You're going about this backwards. Rather than using a function on every single value in the table (so you can compare it to the date), you should pre-compute the difference in the date. It's costing you resources to run the function on every row - you'd save a lot if you could just do it against CURRENT_DATE (it'd maybe save you even more if you could do it in your application code, but I realize this might not be possible).

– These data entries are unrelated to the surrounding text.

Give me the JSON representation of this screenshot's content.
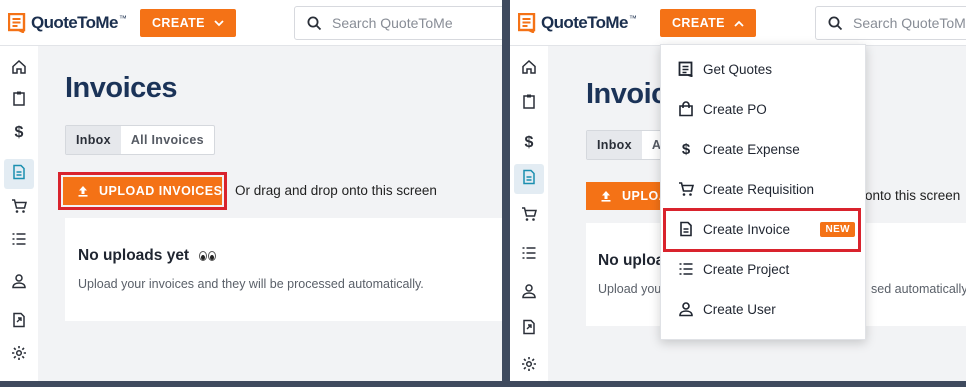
{
  "app": {
    "name": "QuoteToMe",
    "trademark": "™"
  },
  "header": {
    "create_label": "CREATE",
    "search_left_placeholder": "Search QuoteToMe",
    "search_right_placeholder": "Search QuoteToMe"
  },
  "sidebar": {
    "items": [
      {
        "icon": "home-icon"
      },
      {
        "icon": "clipboard-icon"
      },
      {
        "icon": "dollar-icon"
      },
      {
        "icon": "invoice-icon",
        "active": true
      },
      {
        "icon": "cart-icon"
      },
      {
        "icon": "list-icon"
      },
      {
        "icon": "user-icon"
      },
      {
        "icon": "import-icon"
      },
      {
        "icon": "gear-icon"
      }
    ]
  },
  "page": {
    "title": "Invoices",
    "title_clipped": "Invoic",
    "tabs": [
      "Inbox",
      "All Invoices"
    ],
    "tab_clipped": "A",
    "upload_label": "UPLOAD INVOICES",
    "upload_label_clipped": "UPLOA",
    "drag_text": "Or drag and drop onto this screen",
    "drag_text_clipped": "onto this screen",
    "empty_title": "No uploads yet",
    "empty_title_clipped": "No uploa",
    "empty_subtitle": "Upload your invoices and they will be processed automatically.",
    "empty_subtitle_clipped_left": "Upload you",
    "empty_subtitle_clipped_right": "sed automatically"
  },
  "create_menu": {
    "items": [
      {
        "label": "Get Quotes",
        "icon": "quote-icon"
      },
      {
        "label": "Create PO",
        "icon": "bag-icon"
      },
      {
        "label": "Create Expense",
        "icon": "dollar-icon"
      },
      {
        "label": "Create Requisition",
        "icon": "cart-icon"
      },
      {
        "label": "Create Invoice",
        "icon": "invoice-icon",
        "badge": "NEW",
        "highlighted": true
      },
      {
        "label": "Create Project",
        "icon": "list-icon"
      },
      {
        "label": "Create User",
        "icon": "user-icon"
      }
    ]
  },
  "colors": {
    "accent": "#f47216",
    "highlight": "#d9232d",
    "title": "#1b3358",
    "background": "#f2f3f5",
    "divider": "#3f4a5e"
  }
}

Your dates are in a sortable format, after all.
The query looks like so:
SELECT ofbkddt as myDate
FROM QS36F.ASDF
WHERE myDate > ((int(substr(char(current_date - 6 days, ISO), 1, 4)) * 10000) +
(int(substr(char(current_date - 6 days, ISO), 6, 2)) * 100) +
(int(substr(char(current_date - 6 days, ISO), 9, 2))))
Which, when run against your sample datatable, yields the following:
myDate
=============
20110917
20110918
20110919
20110920
You might also want to look into creating a calendar table, and add these dates as one of the columns.
What if you try a common table expression?
WITH A AS
(
select
days( current date) -
days( substr(char(a.ofbkddt),1,4) concat '-' -- YYYY-
concat substr(char(a.ofbkddt),5,2) concat '-' -- MM-
concat substr(char(a.ofbkddt),7,2) ) as difference, -- DD
a.ofbkddt as mydate
from QS36F.ASDF a
)
SELECT
*
FROM
a
WHERE
difference < 6
Does your data have some nulls in a.ofbkddt? Maybe this is causing some funny behaviour in how db2 is evaluating the less than operation.